Last fall, a small California biotech company began extolling the benefits of its new ALS drug. An early trial with a dozen patients had produced results that were "statistically significant," "very robust" and "dramatic," it said.

In February, Genervon applied to the Food and Drug Administration for "accelerated approval," which would allow it to take the drug directly to market, bypassing costly, large-scale efficacy trials.

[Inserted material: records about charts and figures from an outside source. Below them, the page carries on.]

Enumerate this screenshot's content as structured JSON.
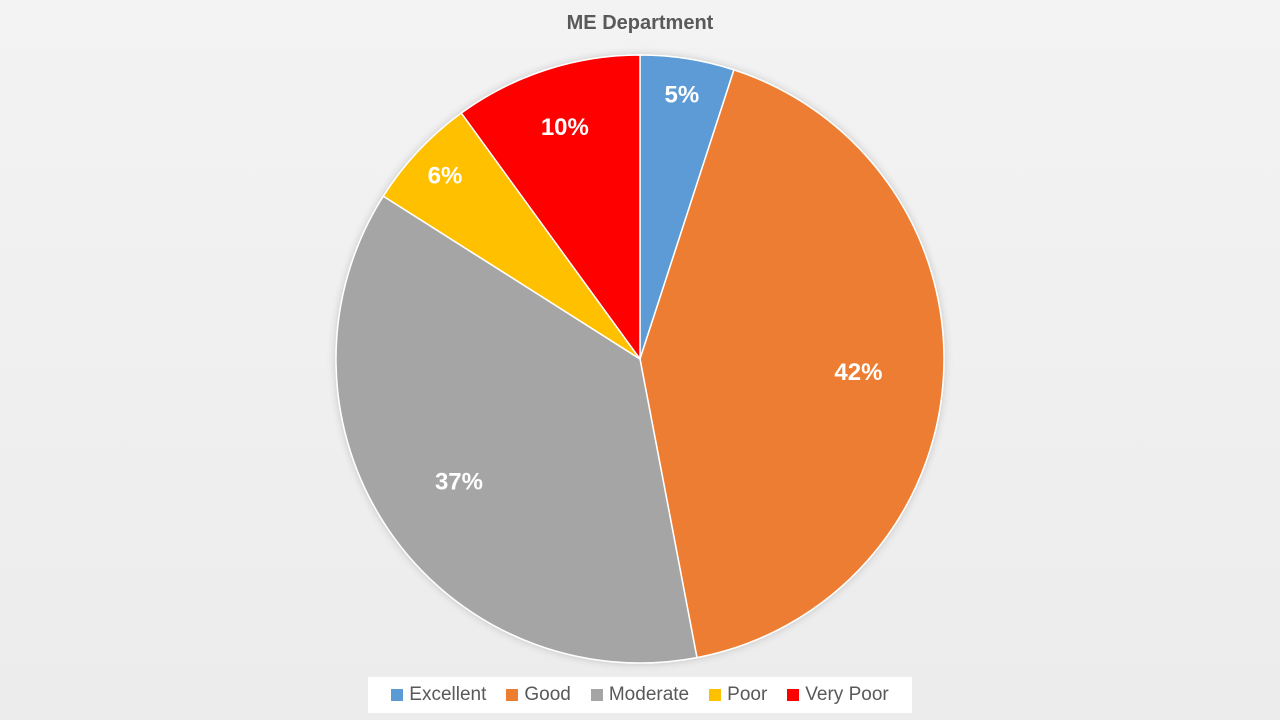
{
  "chart_data": {
    "type": "pie",
    "title": "ME Department",
    "categories": [
      "Excellent",
      "Good",
      "Moderate",
      "Poor",
      "Very Poor"
    ],
    "values": [
      5,
      42,
      37,
      6,
      10
    ],
    "labels": [
      "5%",
      "42%",
      "37%",
      "6%",
      "10%"
    ],
    "colors": [
      "#5b9bd5",
      "#ed7d31",
      "#a5a5a5",
      "#ffc000",
      "#ff0000"
    ],
    "legend_position": "bottom"
  }
}
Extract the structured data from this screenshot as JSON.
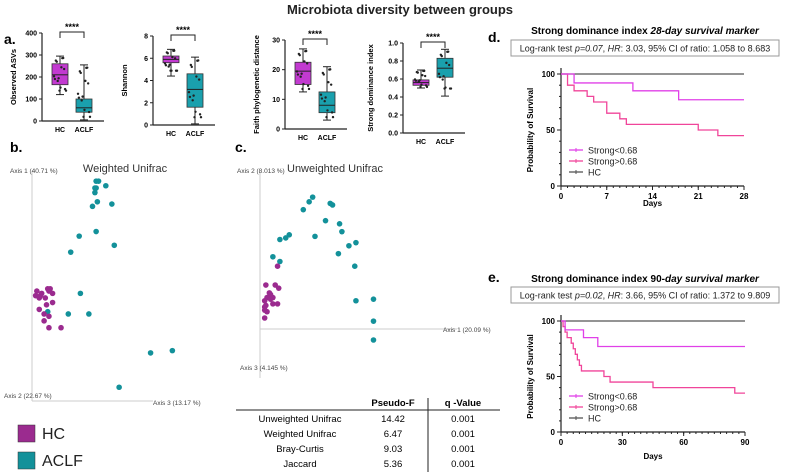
{
  "title": "Microbiota diversity between groups",
  "panel_labels": {
    "a": "a.",
    "b": "b.",
    "c": "c.",
    "d": "d.",
    "e": "e."
  },
  "colors": {
    "HC": "#a020a8",
    "ACLF": "#13919a",
    "HC_box": "#c23ad0",
    "ACLF_box": "#1aa0ad",
    "strong_low": "#e040e8",
    "strong_high": "#f0459a",
    "hc_line": "#555555"
  },
  "legend": [
    {
      "label": "HC",
      "color": "#9b2b8f"
    },
    {
      "label": "ACLF",
      "color": "#13919a"
    }
  ],
  "chart_data": [
    {
      "type": "box",
      "ylabel": "Observed ASVs",
      "ylim": [
        0,
        400
      ],
      "yticks": [
        0,
        100,
        200,
        300,
        400
      ],
      "categories": [
        "HC",
        "ACLF"
      ],
      "significance": "****",
      "series": [
        {
          "name": "HC",
          "min": 120,
          "q1": 165,
          "median": 210,
          "q3": 260,
          "max": 295
        },
        {
          "name": "ACLF",
          "min": 5,
          "q1": 40,
          "median": 60,
          "q3": 100,
          "max": 255
        }
      ]
    },
    {
      "type": "box",
      "ylabel": "Shannon",
      "ylim": [
        0,
        8
      ],
      "yticks": [
        0,
        2,
        4,
        6,
        8
      ],
      "categories": [
        "HC",
        "ACLF"
      ],
      "significance": "****",
      "series": [
        {
          "name": "HC",
          "min": 4.4,
          "q1": 5.6,
          "median": 5.9,
          "q3": 6.2,
          "max": 6.8
        },
        {
          "name": "ACLF",
          "min": 0.1,
          "q1": 1.6,
          "median": 3.2,
          "q3": 4.6,
          "max": 6.1
        }
      ]
    },
    {
      "type": "box",
      "ylabel": "Faith phylogenetic distance",
      "ylim": [
        0,
        30
      ],
      "yticks": [
        0,
        10,
        20,
        30
      ],
      "categories": [
        "HC",
        "ACLF"
      ],
      "significance": "****",
      "series": [
        {
          "name": "HC",
          "min": 12.5,
          "q1": 15,
          "median": 19.5,
          "q3": 22.5,
          "max": 27
        },
        {
          "name": "ACLF",
          "min": 3,
          "q1": 5.5,
          "median": 8,
          "q3": 12.5,
          "max": 21
        }
      ]
    },
    {
      "type": "box",
      "ylabel": "Strong dominance index",
      "ylim": [
        0,
        1
      ],
      "yticks": [
        "0.0",
        "0.2",
        "0.4",
        "0.6",
        "0.8",
        "1.0"
      ],
      "categories": [
        "HC",
        "ACLF"
      ],
      "significance": "****",
      "series": [
        {
          "name": "HC",
          "min": 0.5,
          "q1": 0.53,
          "median": 0.56,
          "q3": 0.59,
          "max": 0.7
        },
        {
          "name": "ACLF",
          "min": 0.41,
          "q1": 0.62,
          "median": 0.72,
          "q3": 0.83,
          "max": 0.93
        }
      ]
    },
    {
      "type": "scatter",
      "title": "Weighted Unifrac",
      "axis_labels": [
        "Axis 1 (40.71 %)",
        "Axis 2 (22.67 %)",
        "Axis 3 (13.17 %)"
      ],
      "series": [
        {
          "name": "ACLF",
          "points": [
            [
              53,
              96
            ],
            [
              55,
              96
            ],
            [
              61,
              94
            ],
            [
              52,
              93
            ],
            [
              53,
              93
            ],
            [
              52,
              91
            ],
            [
              54,
              87
            ],
            [
              50,
              85
            ],
            [
              66,
              86
            ],
            [
              53,
              74
            ],
            [
              39,
              72
            ],
            [
              68,
              68
            ],
            [
              32,
              65
            ],
            [
              40,
              47
            ],
            [
              13,
              39
            ],
            [
              30,
              38
            ],
            [
              47,
              38
            ],
            [
              98,
              21
            ],
            [
              116,
              22
            ],
            [
              72,
              6
            ]
          ]
        },
        {
          "name": "HC",
          "points": [
            [
              4,
              48
            ],
            [
              13,
              49
            ],
            [
              15,
              49
            ],
            [
              14,
              48
            ],
            [
              17,
              47
            ],
            [
              8,
              47
            ],
            [
              3,
              46
            ],
            [
              11,
              45
            ],
            [
              6,
              45
            ],
            [
              17,
              43
            ],
            [
              12,
              42
            ],
            [
              6,
              40
            ],
            [
              10,
              38
            ],
            [
              14,
              37
            ],
            [
              10,
              35
            ],
            [
              14,
              32
            ],
            [
              24,
              32
            ],
            [
              7,
              46
            ]
          ]
        }
      ]
    },
    {
      "type": "scatter",
      "title": "Unweighted Unifrac",
      "axis_labels": [
        "Axis 2 (8.013 %)",
        "Axis 1 (20.09 %)",
        "Axis 3 (4.145 %)"
      ],
      "series": [
        {
          "name": "ACLF",
          "points": [
            [
              37,
              76
            ],
            [
              42,
              81
            ],
            [
              45,
              84
            ],
            [
              60,
              80
            ],
            [
              62,
              79
            ],
            [
              56,
              69
            ],
            [
              17,
              57
            ],
            [
              22,
              58
            ],
            [
              25,
              60
            ],
            [
              47,
              59
            ],
            [
              68,
              67
            ],
            [
              70,
              62
            ],
            [
              76,
              53
            ],
            [
              82,
              55
            ],
            [
              67,
              48
            ],
            [
              11,
              46
            ],
            [
              17,
              43
            ],
            [
              81,
              40
            ],
            [
              82,
              18
            ],
            [
              97,
              19
            ],
            [
              97,
              5
            ],
            [
              97,
              -7
            ]
          ]
        },
        {
          "name": "HC",
          "points": [
            [
              15,
              40
            ],
            [
              5,
              28
            ],
            [
              13,
              28
            ],
            [
              16,
              26
            ],
            [
              8,
              23
            ],
            [
              9,
              22
            ],
            [
              6,
              20
            ],
            [
              11,
              20
            ],
            [
              9,
              19
            ],
            [
              4,
              18
            ],
            [
              11,
              16
            ],
            [
              15,
              16
            ],
            [
              4,
              14
            ],
            [
              6,
              11
            ],
            [
              4,
              12
            ],
            [
              4,
              7
            ],
            [
              5,
              15
            ]
          ]
        }
      ]
    },
    {
      "type": "table",
      "columns": [
        "",
        "Pseudo-F",
        "q -Value"
      ],
      "rows": [
        [
          "Unweighted Unifrac",
          "14.42",
          "0.001"
        ],
        [
          "Weighted Unifrac",
          "6.47",
          "0.001"
        ],
        [
          "Bray-Curtis",
          "9.03",
          "0.001"
        ],
        [
          "Jaccard",
          "5.36",
          "0.001"
        ]
      ]
    },
    {
      "type": "line",
      "title_plain": "Strong dominance index ",
      "title_italic": "28-day survival marker",
      "stats": {
        "prefix": "Log-rank test ",
        "p": "p=0.07",
        "hr_label": "HR",
        "rest": ": 3.03, 95% CI of ratio: 1.058 to 8.683"
      },
      "xlabel": "Days",
      "ylabel": "Probability of Survival",
      "xlim": [
        0,
        28
      ],
      "ylim": [
        0,
        100
      ],
      "xticks": [
        0,
        7,
        14,
        21,
        28
      ],
      "yticks": [
        0,
        50,
        100
      ],
      "series": [
        {
          "name": "Strong<0.68",
          "steps": [
            [
              0,
              100
            ],
            [
              2,
              92
            ],
            [
              11,
              85
            ],
            [
              18,
              77
            ],
            [
              28,
              77
            ]
          ]
        },
        {
          "name": "Strong>0.68",
          "steps": [
            [
              0,
              100
            ],
            [
              1,
              90
            ],
            [
              2,
              85
            ],
            [
              4,
              80
            ],
            [
              5,
              75
            ],
            [
              7,
              65
            ],
            [
              9,
              60
            ],
            [
              10,
              55
            ],
            [
              21,
              50
            ],
            [
              24,
              45
            ],
            [
              28,
              45
            ]
          ]
        },
        {
          "name": "HC",
          "steps": [
            [
              0,
              100
            ],
            [
              28,
              100
            ]
          ]
        }
      ]
    },
    {
      "type": "line",
      "title_plain": "Strong dominance index 90-",
      "title_italic": "day survival marker",
      "stats": {
        "prefix": "Log-rank test ",
        "p": "p=0.02",
        "hr_label": "HR",
        "rest": ": 3.66, 95% CI of ratio: 1.372 to 9.809"
      },
      "xlabel": "Days",
      "ylabel": "Probability of Survival",
      "xlim": [
        0,
        90
      ],
      "ylim": [
        0,
        100
      ],
      "xticks": [
        0,
        30,
        60,
        90
      ],
      "yticks": [
        0,
        50,
        100
      ],
      "series": [
        {
          "name": "Strong<0.68",
          "steps": [
            [
              0,
              100
            ],
            [
              2,
              92
            ],
            [
              11,
              85
            ],
            [
              18,
              77
            ],
            [
              90,
              77
            ]
          ]
        },
        {
          "name": "Strong>0.68",
          "steps": [
            [
              0,
              100
            ],
            [
              1,
              95
            ],
            [
              2,
              90
            ],
            [
              3,
              85
            ],
            [
              5,
              80
            ],
            [
              6,
              75
            ],
            [
              7,
              70
            ],
            [
              8,
              65
            ],
            [
              9,
              60
            ],
            [
              10,
              55
            ],
            [
              21,
              50
            ],
            [
              24,
              45
            ],
            [
              45,
              40
            ],
            [
              85,
              35
            ],
            [
              90,
              35
            ]
          ]
        },
        {
          "name": "HC",
          "steps": [
            [
              0,
              100
            ],
            [
              90,
              100
            ]
          ]
        }
      ]
    }
  ]
}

ALS patients responded by pleading with the FDA, in emotional videos and e-mails, to grant broad access to the experimental drug. Online forums lit up. A petition attracted more than a half-million signatures.

"Why would anyone oppose it?" ALS patient David Huntley, a former triathlete who can no longer speak or travel, asked in a letter his wife, Linda Clark, read at a rally on Capitol Hill last week. "[ALS] doesn't just kill you; it takes away everything that you care about, one at a time, then it kills you. Tell me how some as-yet-to-be-detected side effect is going to degrade my quality of life?"

But others argue that the drug hasn't been adequately tested and it is too soon to release for wide usage.

The FDA must now weigh its mandate to ensure new drugs are safe and effective against the demands of patients such as Huntley, who say they should be allowed to try experimental treatments and are willing to accept the risks.

The campaign for FDA approval of the drug, called GM604, echoes a push around the nation for broader access to experimental drugs for seriously ill patients. More than a dozen states have enacted "right to try" laws aimed at allowing such patients to get drugs that have passed only initial safety tests.

The campaign has left the ALS community starkly divided, with some advocates and researchers questioning the company's tactics.

They say few pharmaceutical companies would push for accelerated approval based on a 12-week trial involving 12 people. Shortcutting the traditional clinical-trial process, they warn, could make it more difficult to tell whether the drug really works.

Steve Perrin, chief scientific officer of the ALS Therapy Development Institute, a nonprofit dedicated to developing treatments, said, "The bottom line with the Genervon drug is there is absolutely no data. There is no mathematical way or statistical way that they could measure a drug effect."

Even the ALS Association, which last year raised more than $115 million through its "Ice Bucket Challenge," said making the drug broadly available at this point could expose patients to possible side effects and "pulls money, personnel and effort away from finding the cure that all of us are working together to find."

Dorothy and Winston Ko, the owners of Pasadena-based Genervon, insist their results are strong enough to warrant speedy approval. "The data is highly, highly robust," Winston Ko said.

Thousands of ALS patients and their loved ones remain hopeful about the drug.

Eric Valor, 46, a California ALS patient, said the apparent safety of the drug, coupled with its potential, makes it an ideal candidate for pressing the FDA to change the way it approves drugs for the terminally ill. "I understand the need for data and deplore false hope," he wrote in an e-mail. "However, the current FDA review paradigm has to change. … It's a balance between hope and hard science."

At any one time, roughly 30,000 people in the United States have ALS, and about 5,600 cases are diagnosed each year. Most people live an average of two to five years after being diagnosed. Only one drug has ever been approved for the disease, and it typically extends life just a few months.